Image microscopique Tétrades de levures S. cerevisiae produites après la méiose.

Durant la méiose, les chromosomes homologues des cellules de la lignée germinale (celles qui produiront les ovocytes ou les spermatozoïdes), se séparent, chaque gamète n’héritant que d’une copie maternelle ou paternelle de chaque chromosome. Pour ce faire, les chromosomes homologues doivent se reconnaître, puis s’apparier, sur toute leur longueur, avant d’être séparés et distribués dans chaque cellule fille. Une séparation précise de ces paires de chromosomes est essentielle pour assurer la génération de gamètes avec une organisation fidèle des chromosomes et ainsi éviter les problèmes de stérilité et/ou les anomalies de ségrégation chromosomique (exemple de la trisomie 21 ou du syndrome de Turner). Il se produit alors un phénomène de remaniement du matériel génétique entre les chromosomes homologues. Une telle "recombinaison" ne peut se faire que grâce à des mécanismes fins de cassures programmées et de réparations ultérieures des molécules d’ADN. Ces mécanismes sont très conservés chez les eucaryotes, de la levure à l’humain. Des « nœuds » (jonctions de Holliday) se forment entre les chromosomes homologues pour les faire « s’enjamber » en vue de leur recombinaison physique (« crossing over » en anglais). En même temps, les chromosomes homologues se retrouvent appariés sur toute leur longueur au sein d’une structure de type fermeture éclair (« zip ») : le complexe synaptonémal. Celui-ci exerce un rôle de contrôle du nombre et de la distribution des évènements de recombinaison le long des chromosomes.

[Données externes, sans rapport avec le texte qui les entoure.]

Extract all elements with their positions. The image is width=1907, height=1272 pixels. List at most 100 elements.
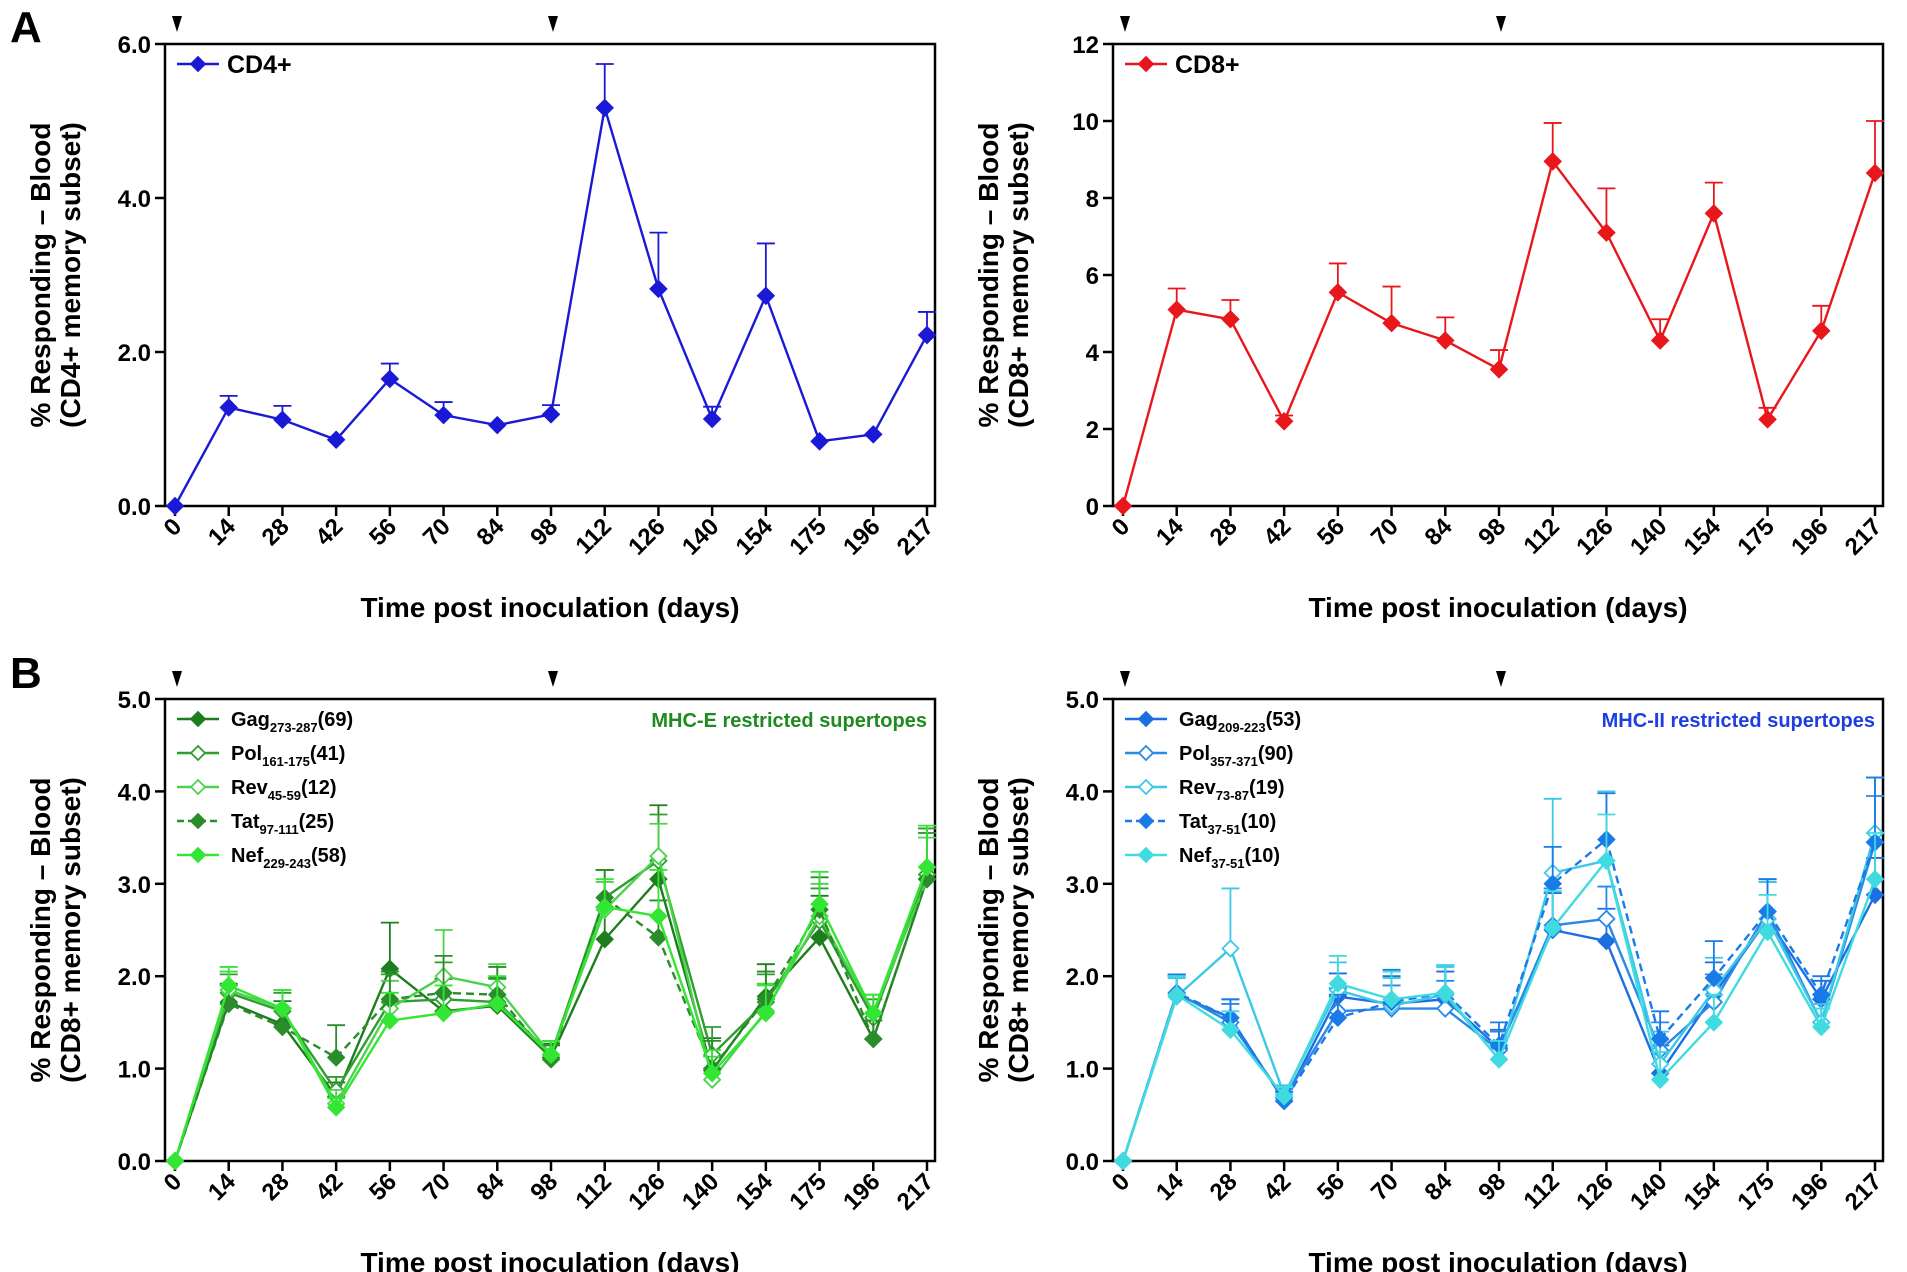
legend-marker (1137, 55, 1155, 73)
legend-marker (1137, 846, 1155, 864)
data-point (1436, 331, 1455, 350)
y-tick-label: 12 (1072, 32, 1099, 59)
series-pol (1113, 795, 1885, 1171)
data-point (702, 1063, 722, 1083)
data-point (1865, 163, 1885, 183)
inoculation-arrow-icon (1120, 671, 1130, 687)
legend-label: Tat37-51(10) (1179, 811, 1276, 837)
data-point (1328, 1008, 1348, 1028)
x-tick-label: 14 (203, 1168, 241, 1206)
data-point (1382, 313, 1401, 333)
data-point (434, 405, 453, 425)
x-tick-label: 28 (1205, 513, 1243, 551)
data-point (702, 409, 722, 429)
data-point (1597, 223, 1616, 242)
legend-label: Rev73-87(19) (1179, 777, 1285, 803)
data-point (380, 1011, 400, 1030)
legend-label: CD4+ (227, 51, 292, 79)
x-axis-title: Time post inoculation (days) (360, 592, 739, 623)
inoculation-arrow-icon (1496, 671, 1506, 687)
y-axis-title-line1: % Responding – Blood (973, 123, 1004, 428)
data-point (1650, 1070, 1670, 1089)
data-point (917, 857, 937, 877)
y-axis-title-line2: (CD8+ memory subset) (1003, 777, 1034, 1083)
series-nef (165, 824, 937, 1171)
legend-marker (189, 812, 207, 830)
x-tick-label: 14 (1151, 513, 1189, 551)
legend-label: Pol357-371(90) (1179, 743, 1293, 769)
data-point (165, 496, 185, 516)
x-tick-label: 84 (1420, 513, 1458, 551)
series-cd4+ (165, 63, 937, 516)
y-axis-title-line1: % Responding – Blood (25, 123, 56, 428)
x-tick-label: 42 (310, 513, 348, 551)
chart-annotation: MHC-E restricted supertopes (651, 710, 927, 732)
y-tick-label: 2 (1086, 417, 1099, 444)
data-point (1436, 999, 1455, 1018)
data-point (864, 1003, 883, 1023)
data-point (810, 928, 829, 947)
x-tick-label: 0 (1107, 1168, 1136, 1197)
x-tick-label: 140 (677, 513, 724, 560)
y-axis-title-line2: (CD8+ memory subset) (55, 777, 86, 1083)
x-tick-label: 217 (1840, 1168, 1887, 1215)
series-line (1121, 158, 1877, 507)
y-tick-label: 4.0 (118, 779, 151, 806)
x-tick-label: 175 (1732, 1168, 1779, 1215)
data-point (273, 999, 292, 1018)
legend-label: Pol161-175(41) (231, 743, 345, 769)
data-point (165, 1151, 185, 1171)
data-point (1812, 985, 1831, 1004)
data-point (1489, 360, 1509, 379)
data-point (219, 976, 238, 995)
chart-cd8: 0 2 4 6 8 10 12 0 14 28 42 56 70 84 98 112 126 140 154 175 1… (973, 16, 1887, 623)
x-tick-label: 217 (892, 513, 939, 560)
inoculation-arrow-icon (548, 671, 558, 687)
data-point (326, 1048, 346, 1067)
y-tick-label: 6 (1086, 263, 1099, 290)
y-tick-label: 0.0 (118, 1149, 151, 1176)
y-axis-title-line2: (CD8+ memory subset) (1003, 122, 1034, 428)
data-point (1221, 939, 1240, 958)
y-axis-title-line2: (CD4+ memory subset) (55, 122, 86, 428)
y-tick-label: 4.0 (1066, 779, 1099, 806)
legend-marker (189, 846, 207, 864)
panel-label-a: A (10, 3, 42, 52)
legend-label: Rev45-59(12) (231, 777, 337, 803)
x-tick-label: 175 (1732, 513, 1779, 560)
x-tick-label: 28 (257, 513, 295, 551)
panel-label-b: B (10, 649, 42, 698)
legend-marker (1137, 778, 1155, 796)
legend-marker (1137, 744, 1155, 762)
data-point (1382, 990, 1401, 1009)
x-tick-label: 112 (1518, 513, 1564, 559)
x-tick-label: 56 (1312, 1168, 1350, 1206)
data-point (326, 1098, 346, 1117)
y-tick-label: 5.0 (1066, 687, 1099, 714)
y-tick-label: 3.0 (118, 872, 151, 899)
y-tick-label: 4 (1086, 340, 1100, 367)
series-line (1121, 841, 1877, 1162)
data-point (649, 906, 668, 926)
x-tick-label: 112 (1518, 1168, 1564, 1214)
data-point (1704, 1013, 1724, 1032)
x-tick-label: 196 (838, 513, 885, 560)
data-point (917, 325, 937, 345)
y-tick-label: 0.0 (1066, 1149, 1099, 1176)
x-tick-label: 14 (1151, 1168, 1189, 1206)
x-tick-label: 56 (364, 1168, 402, 1206)
data-point (1221, 1020, 1240, 1040)
data-point (1113, 496, 1133, 516)
x-axis-title: Time post inoculation (days) (1308, 592, 1687, 623)
chart-mhc-ii: 0.01.02.03.04.05.00 14 28 42 56 70 84 98 112 126 1… (973, 671, 1887, 1272)
legend: CD8+ (1125, 51, 1240, 79)
x-tick-label: 98 (525, 513, 563, 551)
data-point (1113, 1151, 1133, 1171)
x-tick-label: 0 (159, 1168, 188, 1197)
x-tick-label: 196 (838, 1168, 885, 1215)
data-point (1167, 300, 1186, 319)
x-tick-label: 42 (1258, 513, 1296, 551)
data-point (434, 1003, 453, 1023)
y-tick-label: 2.0 (1066, 964, 1099, 991)
data-point (1865, 869, 1885, 889)
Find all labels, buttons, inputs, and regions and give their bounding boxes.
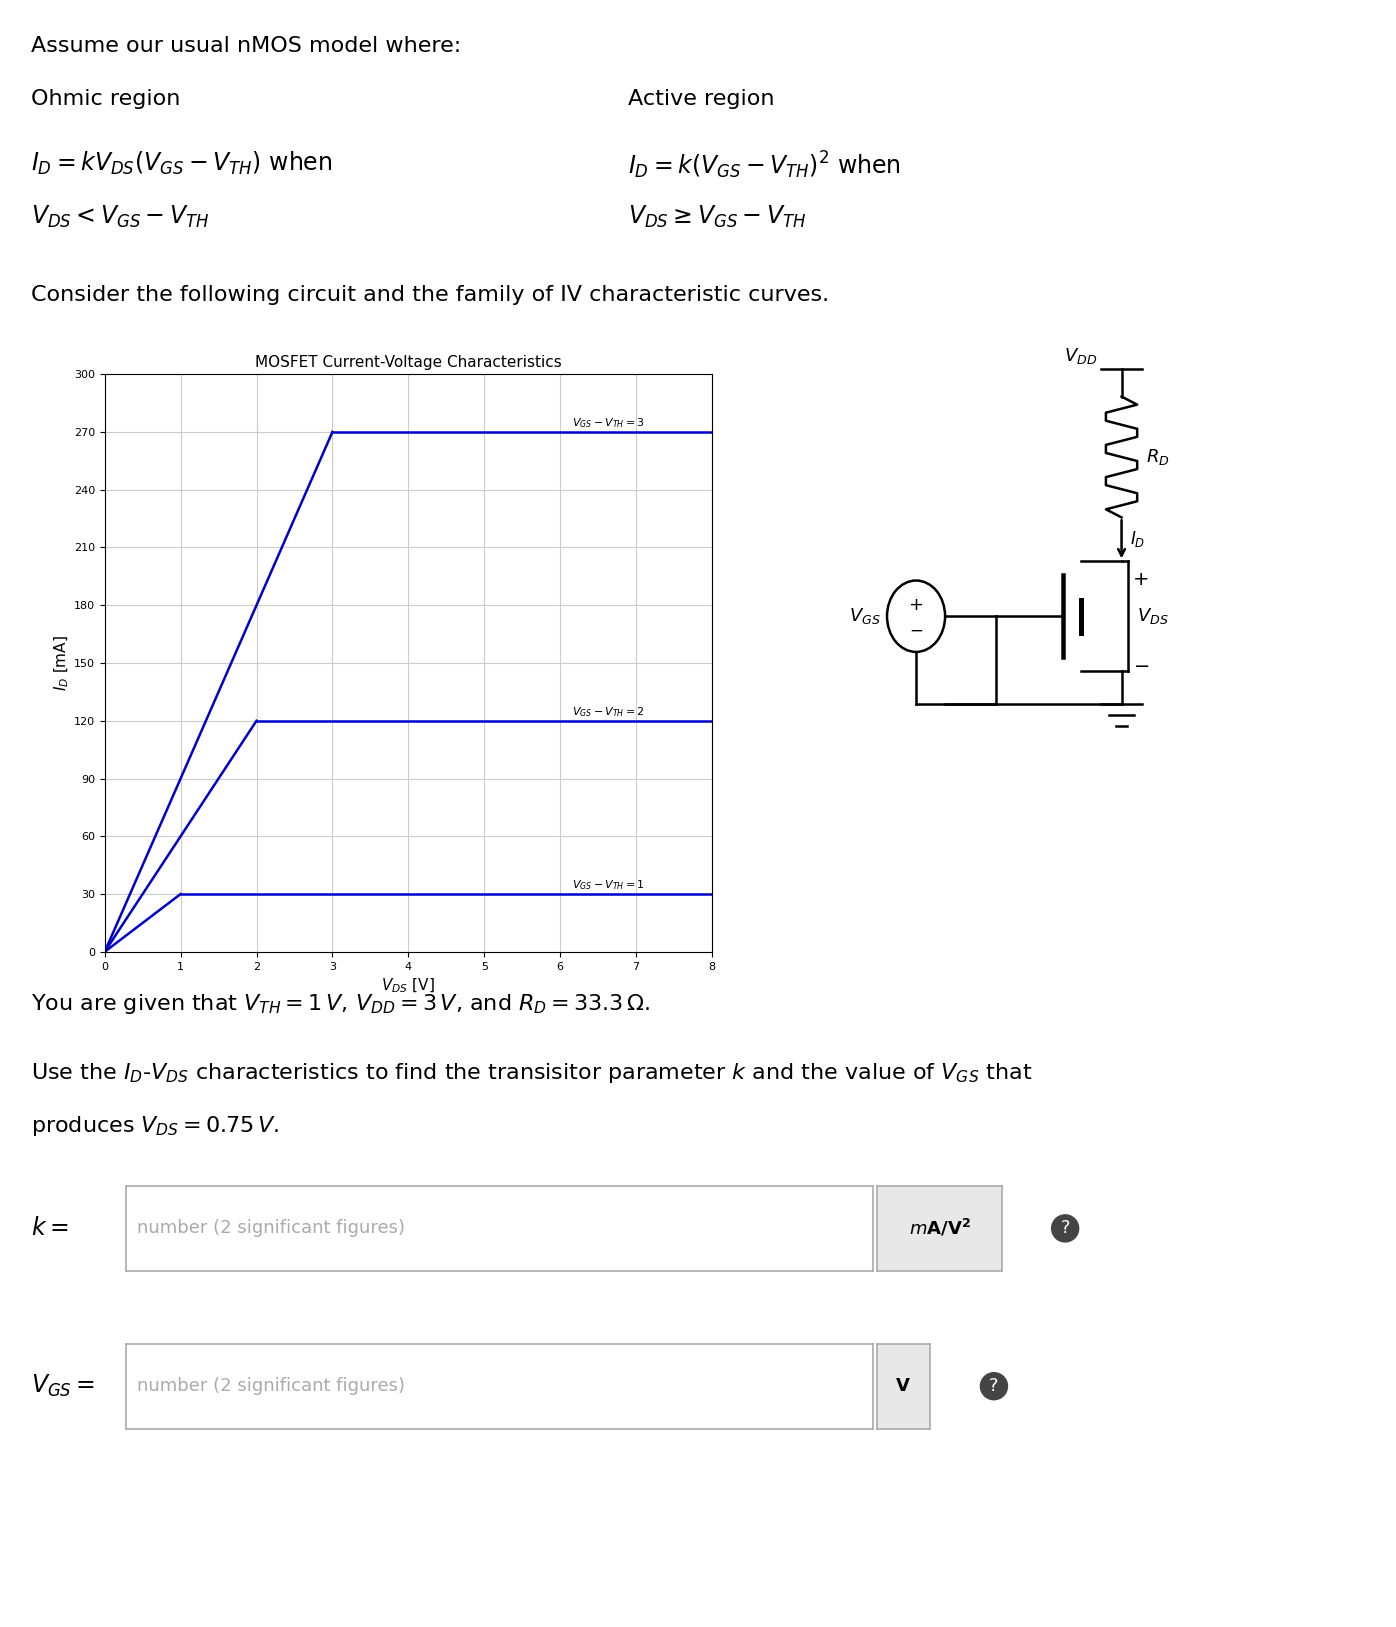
Text: $V_{DS}$: $V_{DS}$ bbox=[1138, 607, 1168, 626]
Text: Consider the following circuit and the family of IV characteristic curves.: Consider the following circuit and the f… bbox=[31, 285, 829, 304]
Text: $\mathbf{V}$: $\mathbf{V}$ bbox=[895, 1376, 912, 1396]
Text: $V_{DS} \geq V_{GS} - V_{TH}$: $V_{DS} \geq V_{GS} - V_{TH}$ bbox=[628, 203, 807, 229]
Text: $-$: $-$ bbox=[909, 622, 923, 639]
Text: $I_D = kV_{DS}(V_{GS} - V_{TH})$ when: $I_D = kV_{DS}(V_{GS} - V_{TH})$ when bbox=[31, 150, 332, 177]
Y-axis label: $I_D$ [mA]: $I_D$ [mA] bbox=[53, 635, 71, 691]
Text: $V_{GS} - V_{TH} = 2$: $V_{GS} - V_{TH} = 2$ bbox=[571, 704, 644, 719]
Text: You are given that $V_{TH} = 1\,V$, $V_{DD} = 3\,V$, and $R_D = 33.3\,\Omega$.: You are given that $V_{TH} = 1\,V$, $V_{… bbox=[31, 992, 651, 1017]
Text: ?: ? bbox=[1061, 1219, 1069, 1238]
Text: Ohmic region: Ohmic region bbox=[31, 89, 180, 109]
Text: $-$: $-$ bbox=[1132, 654, 1149, 674]
Text: $V_{DS} < V_{GS} - V_{TH}$: $V_{DS} < V_{GS} - V_{TH}$ bbox=[31, 203, 209, 229]
Text: $I_D = k(V_{GS} - V_{TH})^2$ when: $I_D = k(V_{GS} - V_{TH})^2$ when bbox=[628, 150, 900, 181]
Title: MOSFET Current-Voltage Characteristics: MOSFET Current-Voltage Characteristics bbox=[255, 355, 561, 371]
Text: $V_{DD}$: $V_{DD}$ bbox=[1064, 347, 1097, 366]
Text: number (2 significant figures): number (2 significant figures) bbox=[137, 1219, 405, 1238]
Text: Assume our usual nMOS model where:: Assume our usual nMOS model where: bbox=[31, 36, 461, 55]
Text: Active region: Active region bbox=[628, 89, 775, 109]
Text: $V_{GS} - V_{TH} = 1$: $V_{GS} - V_{TH} = 1$ bbox=[571, 879, 644, 892]
Text: +: + bbox=[909, 595, 924, 615]
Text: $R_D$: $R_D$ bbox=[1146, 447, 1170, 467]
Text: +: + bbox=[1132, 569, 1149, 589]
Text: number (2 significant figures): number (2 significant figures) bbox=[137, 1376, 405, 1396]
Text: $V_{GS} =$: $V_{GS} =$ bbox=[31, 1373, 95, 1399]
Text: produces $V_{DS} = 0.75\,V$.: produces $V_{DS} = 0.75\,V$. bbox=[31, 1114, 279, 1139]
Text: $k =$: $k =$ bbox=[31, 1217, 68, 1240]
Text: $I_D$: $I_D$ bbox=[1131, 529, 1146, 550]
X-axis label: $V_{DS}$ [V]: $V_{DS}$ [V] bbox=[381, 978, 436, 996]
Text: $\mathbf{\mathit{m}A/V^2}$: $\mathbf{\mathit{m}A/V^2}$ bbox=[909, 1219, 970, 1238]
Text: $V_{GS} - V_{TH} = 3$: $V_{GS} - V_{TH} = 3$ bbox=[571, 417, 645, 430]
Text: $V_{GS}$: $V_{GS}$ bbox=[849, 607, 881, 626]
Text: ?: ? bbox=[990, 1376, 998, 1396]
Text: Use the $I_D$-$V_{DS}$ characteristics to find the transisitor parameter $k$ and: Use the $I_D$-$V_{DS}$ characteristics t… bbox=[31, 1061, 1032, 1085]
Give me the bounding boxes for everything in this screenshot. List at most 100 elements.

Alors que les liens fonctionnels entre ces deux aspects essentiels de la méiose : la recombinaison et le complexe synaptonémal, étaient connus, on n'en connaissait pas la nature moléculaire.

 

En utilisant des approches de génétique, de protéomique et de modélisation in silico de domaines d’interactions protéiques, l’équipe dirigée par Valérie Borde au sein de l’Unité Dynamique de l’information génétique (Institut Curie, CNRS, Sorbonne Université), en collaboration avec des chercheurs du CEA/I2BC, a identifié une protéine, Zip4 (TEX11 chez l’humain) qui fait le lien direct entre la machinerie de recombinaison et des éléments centraux du complexe synaptonémal (Ecm11-Gmc2). Lorsque ce lien est rompu suite à des mutations de Zip4, le « zip » entre les chromosomes homologues ne se fait plus, et la recombinaison méiotique est dérégulée.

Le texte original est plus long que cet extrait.